The Age of Football ci racconta i rapporti più oscuri tra la politica e il calcio

David Goldblatt riflette sui poteri che avvelenano lo sport più seguito.

Ogni libro che fa uscire David Goldblatt è una specie di evento. Il ricercatore con i dreadlocks di Bristol è uno degli intellettuali “calcistici” più indispensabili che ci siano: scrive da uomo di sinistra e sembra che conosca tutto quello che c’è da sapere a proposito di tutto. Il suo ultimo lavoro, The Age of Football, una specie di sequel del capolavoro del 2007 The Ball Is Round, è un’analisi capace di far riflettere sul calcio e la sua influenza sul pianeta. Nel suo senso più positivo, il calcio è capace di regalarci grandi quantità di valori e di emozioni, Goldblatt ci spiega. Ma il suo tema è il potere: le miriadi di modi in cui la politica ha «colonizzato, modellato e usato» il calcio. Il suo modo di scrivere è autorevole e, come ci si potrebbe aspettare da uno che ha una fotografia di Groucho Marx come foto profilo di Twitter, conciso.

Più il calcio diventa grande, sembra, più oscure diventano le forze che gli gravitano intorno. Non tutto è fatto di tenebra, naturalmente: incontriamo poetici telecronisti arabi, attivisti del calcio di strada, artisti, e persone come Ernest Okonkwo, la voce della golden generation perduta nigeriana. Più spesso, tuttavia, Goldblatt ci mostra tifosi e giocatori sfruttati, squadre amministrate in modi orrendi, violenza, bigottismo di ogni tipo, e un’intera galassia di ufficiali e politici inetti o corrotti.

Grazie soprattutto alla tv satellitare, negli anni il calcio è diventato ubiquo, anche in luoghi che fino a poco fa gli erano indifferenti. In Cina, un Paese in cui il calcio sembrava irrimediabilmente danneggiato dalle partite truccate, è stato trasformato dall’interventismo statale di Xi Jinping. Anche in India, nonostante «gli amministratori più corrotti e incompetenti del mondo», il suo apprezzamento sta crescendo vertiginosamente. La globalizzazione si muove in fretta e con conseguenze inaspettate. In Africa, ad esempio, la trasmissione delle partite internazionali ha acceso un’enorme passione per la Premier League, ma ha danneggiato i campionati locali. Ci sono occasioni, come la protesta sul prezzo degli autobus legata alla Confederation Cup del 2017, o il ruolo degli ultras nella caduta di Hosni Mubarak in Egitto, in cui il calcio funge da veicolo per dimostrazioni e resistenza.

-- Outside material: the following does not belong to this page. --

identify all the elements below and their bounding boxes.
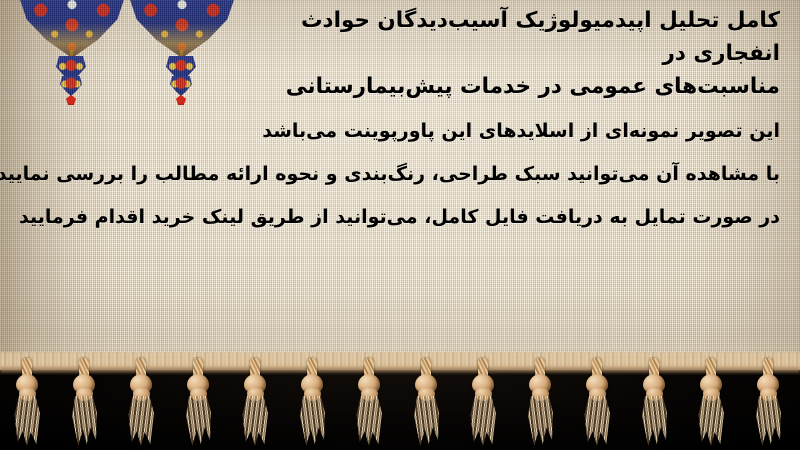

Più spesso, il gioco viene utilizzato come strumento da miliardari come Vichai Srivaddhanaprabha, il fondatore dell’azienda che detiene il monopolio dei duty free thailandesi che morì lo scorso anno in un incidente in elicottero. Lui, e altri businessmen asiatici, attraverso l’acquisto di squadre europee sono riusciti a comprarsi «visibilità globale a un prezzo ragionevole». Srivaddhanaprabha comprò il Licester City per 39 milioni di sterline nel 2010, e «ha raccolto un capitale politico inestimabile» quando il club ha vinto la Premier League cinque anni dopo. In Sud America alcuni capi dei gruppi chiamati barra bravas sono diventati essenzialmente leader di organizzazioni criminali, così coinvolti nel traffico di droga e altre attività che hanno completamente perso gli interessi sportivi.

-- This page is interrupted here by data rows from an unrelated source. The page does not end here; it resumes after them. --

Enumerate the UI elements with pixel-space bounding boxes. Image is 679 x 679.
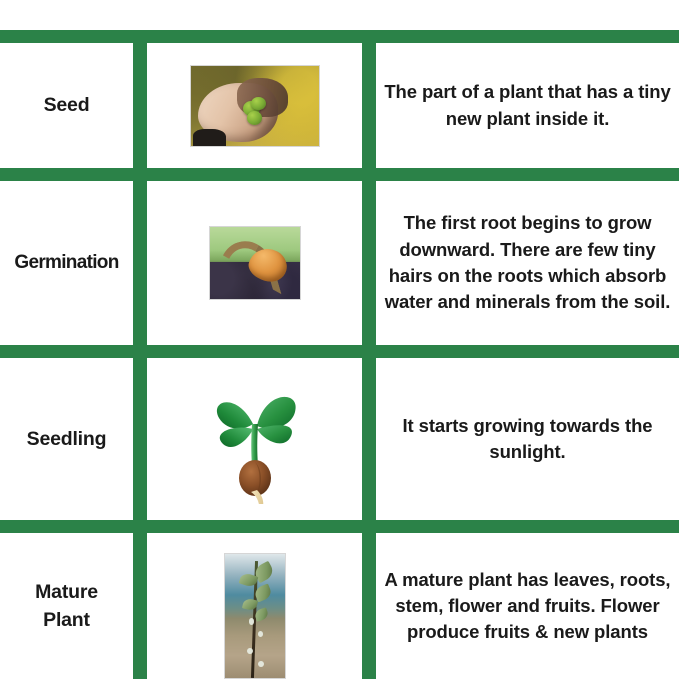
plant-life-cycle-table: Seed The part of a plant that has a tiny… (0, 0, 679, 679)
flower-shape (249, 618, 254, 624)
grid-line-vertical-2 (362, 30, 376, 679)
stage-description: The first root begins to grow downward. … (376, 210, 679, 315)
seed-dot (247, 111, 262, 125)
table-row-4-image-cell (147, 533, 362, 679)
table-row-3-description-cell: It starts growing towards the sunlight. (376, 358, 679, 520)
flower-shape (258, 661, 264, 667)
table-row-3-stage-cell: Seedling (0, 358, 133, 520)
grid-line-horizontal-2 (0, 345, 679, 358)
table-row-1-description-cell: The part of a plant that has a tiny new … (376, 43, 679, 168)
mature-plant-photo (224, 553, 286, 679)
table-row-2-image-cell (147, 181, 362, 345)
grid-line-horizontal-1 (0, 168, 679, 181)
grid-line-horizontal-top (0, 30, 679, 43)
seed-photo (190, 65, 320, 147)
stage-label: Seedling (26, 425, 108, 453)
table-row-4-stage-cell: Mature Plant (0, 533, 133, 679)
stage-label: Seed (43, 91, 91, 119)
seedling-svg (193, 374, 317, 504)
stage-label: Germination (13, 249, 119, 277)
flower-shape (258, 631, 263, 637)
grid-line-horizontal-3 (0, 520, 679, 533)
stage-description: A mature plant has leaves, roots, stem, … (376, 567, 679, 646)
table-row-1-image-cell (147, 43, 362, 168)
germination-photo (209, 226, 301, 300)
seedling-illustration (193, 374, 317, 504)
table-row-2-stage-cell: Germination (0, 181, 133, 345)
stage-description: It starts growing towards the sunlight. (376, 413, 679, 466)
table-row-2-description-cell: The first root begins to grow downward. … (376, 181, 679, 345)
stage-label: Mature Plant (34, 578, 99, 635)
grid-line-vertical-1 (133, 30, 147, 679)
table-row-3-image-cell (147, 358, 362, 520)
sleeve-shape (193, 129, 226, 147)
table-row-1-stage-cell: Seed (0, 43, 133, 168)
stage-description: The part of a plant that has a tiny new … (376, 79, 679, 132)
table-row-4-description-cell: A mature plant has leaves, roots, stem, … (376, 533, 679, 679)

Talvolta, gloria e tenebre sono inestricabilmente collegati. Il calcio colombiano, spiega Goldblatt, visse la sua ascesa e caduta seguendo il corso della marea del business della cocaina. Più tardi, fu decisivo nel porre fine alla guerra con le Farc. Un bel capitolo del libro paragona il Mondiale del 2018 nella Russia di Putin a un villaggio Potemkin. Quello dedicato a Sepp Blatter spiega il modello di corruzione della Fifa attraverso il prisma di The Wire, la serie tv che ha esplorato il silenzioso avvelenamento di un’intera società dal crimine. «La fragilità delle norme giuridiche danneggia diverse sfere della vita», spiega Goldblatt. «I confini tra organizzazioni criminali e un’enormità di altre reti e attori si sono fatti meno chiari». In altre parole, il modo in cui questi poteri si esprimono attraverso il calcio non riguarda solo il calcio. Tocca ognuno di noi.